House debates

Thursday, 5 March 2015

Matters of Public Importance

Intergenerational Report: 2015

3:16 pm

Photo of Chris BowenChris Bowen (McMahon, Australian Labor Party, Shadow Treasurer) Share this | Hansard source

Let us talk about education funding as a percentage of GDP. I invite the member for Kooyong to comment on what this report says about education funding as a percentage of GDP. He should tell us what it says, because it is not a pretty story. We know that this government has one way of dealing with demographic change, and that is to make people work longer and to give them less in retirement. That is their only answer. But of course there are better answers than that. Thirty-two years ago today in Australia, a new government was elected: the Hawke Labor government.

What a contrast: the Hawke Labor government with their Prime Minister and their Treasurer who knew that we should invest in the future, who knew how to deliver economic reform, who knew how to make the case for economic reform, who knew how to take the Australian people with them on economic reform, who did not lecture them about lifters and leaners and who said to the Australian people, 'You know what? You deserve a first-class retirement income system, and we'll give it to you. We'll give you a universal superannuation system, which means that every Australian worker should be able to save for retirement through that system.' It is a system that Labor built against the opposition of the Liberal and National parties at every stage. Let us not hear about bipartisanship from the Liberal and National parties, who opposed Medicare all the way, who opposed superannuation all the way, at every stage, and who said they would destroy Medicare.

The now Prime Minister, who sat up there somewhere, presumably, as an opposition backbencher, said superannuation was the biggest con job in Australian history. Now that he is the Prime Minister of Australia he uses his office as an opportunity to wreck superannuation, to stop an increase in the superannuation guarantee, to take away a tax concession from low-income workers. And he is doing that in this week of all weeks. Let us take a moment to think about what that means. Australia's low-income workers—3.2 million Australians, two-thirds of whom are women—benefited from the low-income superannuation contribution. We know that, on average, Australian females will retire with $92,000 less in the superannuation account and we know that we should do something about it as a parliament and as a nation, because Australian women deserve better. Those Australian women working hard right across the country, many of them here in this building, in factories, schools and workplaces right across the country, deserve better in Australia than to retire with $92,000 less for their retirement. They deserve some help to save for their retirement through the low-income superannuation contribution. They deserve a bit of support from their government, not to be arrogantly lectured to about being leaners, when they are not; not to be told that they are takers and not makers, when they are not; not to be told that Australia cannot afford to keep them with a decent age pension or that they should work in the hospitals and the schools and the factories until they are 70, because they should not.
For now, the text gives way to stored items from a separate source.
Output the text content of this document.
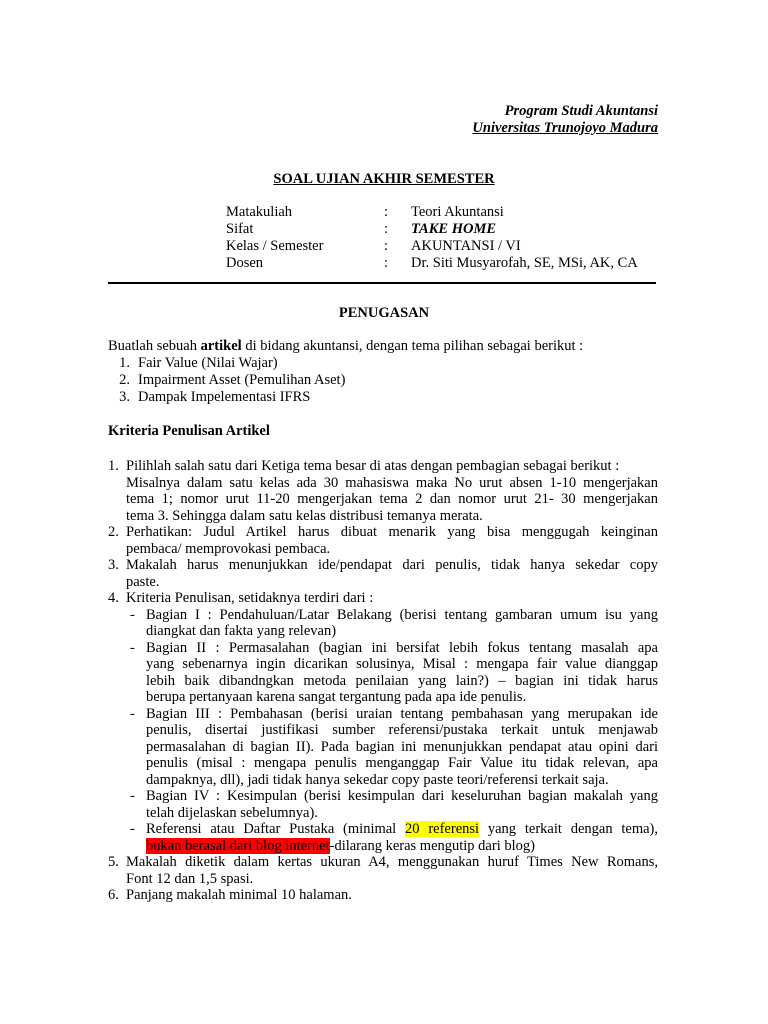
Program Studi Akuntansi
Universitas Trunojoyo Madura
SOAL UJIAN AKHIR SEMESTER
Matakuliah	:	Teori Akuntansi
Sifat	:	TAKE HOME
Kelas / Semester	:	AKUNTANSI / VI
Dosen	:	Dr. Siti Musyarofah, SE, MSi, AK, CA
PENUGASAN
Buatlah sebuah artikel di bidang akuntansi, dengan tema pilihan sebagai berikut :
1. Fair Value (Nilai Wajar)
2. Impairment Asset (Pemulihan Aset)
3. Dampak Impelementasi IFRS
Kriteria Penulisan Artikel
1. Pilihlah salah satu dari Ketiga tema besar di atas dengan pembagian sebagai berikut :
Misalnya dalam satu kelas ada 30 mahasiswa maka No urut absen 1-10 mengerjakan
tema 1; nomor urut 11-20 mengerjakan tema 2 dan nomor urut 21- 30 mengerjakan
tema 3. Sehingga dalam satu kelas distribusi temanya merata.
2. Perhatikan: Judul Artikel harus dibuat menarik yang bisa menggugah keinginan
pembaca/ memprovokasi pembaca.
3. Makalah harus menunjukkan ide/pendapat dari penulis, tidak hanya sekedar copy
paste.
4. Kriteria Penulisan, setidaknya terdiri dari :
- Bagian I : Pendahuluan/Latar Belakang (berisi tentang gambaran umum isu yang
diangkat dan fakta yang relevan)
- Bagian II : Permasalahan (bagian ini bersifat lebih fokus tentang masalah apa
yang sebenarnya ingin dicarikan solusinya, Misal : mengapa fair value dianggap
lebih baik dibandngkan metoda penilaian yang lain?) – bagian ini tidak harus
berupa pertanyaan karena sangat tergantung pada apa ide penulis.
- Bagian III : Pembahasan (berisi uraian tentang pembahasan yang merupakan ide
penulis, disertai justifikasi sumber referensi/pustaka terkait untuk menjawab
permasalahan di bagian II). Pada bagian ini menunjukkan pendapat atau opini dari
penulis (misal : mengapa penulis menganggap Fair Value itu tidak relevan, apa
dampaknya, dll), jadi tidak hanya sekedar copy paste teori/referensi terkait saja.
- Bagian IV : Kesimpulan (berisi kesimpulan dari keseluruhan bagian makalah yang
telah dijelaskan sebelumnya).
- Referensi atau Daftar Pustaka (minimal 20 referensi yang terkait dengan tema),
bukan berasal dari blog internet-dilarang keras mengutip dari blog)
5. Makalah diketik dalam kertas ukuran A4, menggunakan huruf Times New Romans,
Font 12 dan 1,5 spasi.
6. Panjang makalah minimal 10 halaman.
They should be able to retire in dignity at a decent age, not at the highest pension age in the developed world, which is what this Treasurer, this government and this Prime Minister want to give them. And the Prime Minister lectures them about it. Disgracefully, the Prime Minister uses this document to sell his policies to make Australians work longer than anybody else in the world and to give them an inadequate pension. What a disgrace!

There is a better way than that. We can use the Intergenerational report to have a proper conversation with the Australian people—that will be the Labor way. When we are in office we will keep the Intergenerational report, but it will be prepared independently of government, by the Parliamentary Budget Office, because the Australian people deserve a proper conversation. If we are in office we will not hide from scrutiny and we will not mind an independent conversation. If we do not like what the Parliamentary Budget Office does, we will not seek to drive it out of office, which is what this government does with independent statutory office holders it does not like. That is how this government treats independent scrutiny. That is how this government handles public debate. It bullies independent statutory office holders. We will have a different approach. We will have an approach that not only embraces an Intergenerational report and a proper conversation about Australia's future and opportunities but invests in the future, invests in Australian retirement incomes and uses the great strength of the Australian financial system and its financial sector to give every working Australian a decent retirement and the chance of a dignified retirement, regardless of whether they are cleaner, a carpenter, a policeman, a bricklayer or a member of parliament. Every Australian deserves to have a dignified retirement. Every Australian deserves the chance not to be entirely reliant on the full age pension. Our changes would have added $500 billion to Australia's retirement income system. Their changes take it away. As they do that, they lecture the Australian people, saying that they are not working hard enough, that they need to work longer and that their age pension is too generous. Guess what? The age pension is not too generous and Australians should not work longer than anybody else in the world, and it is only the government that thinks it.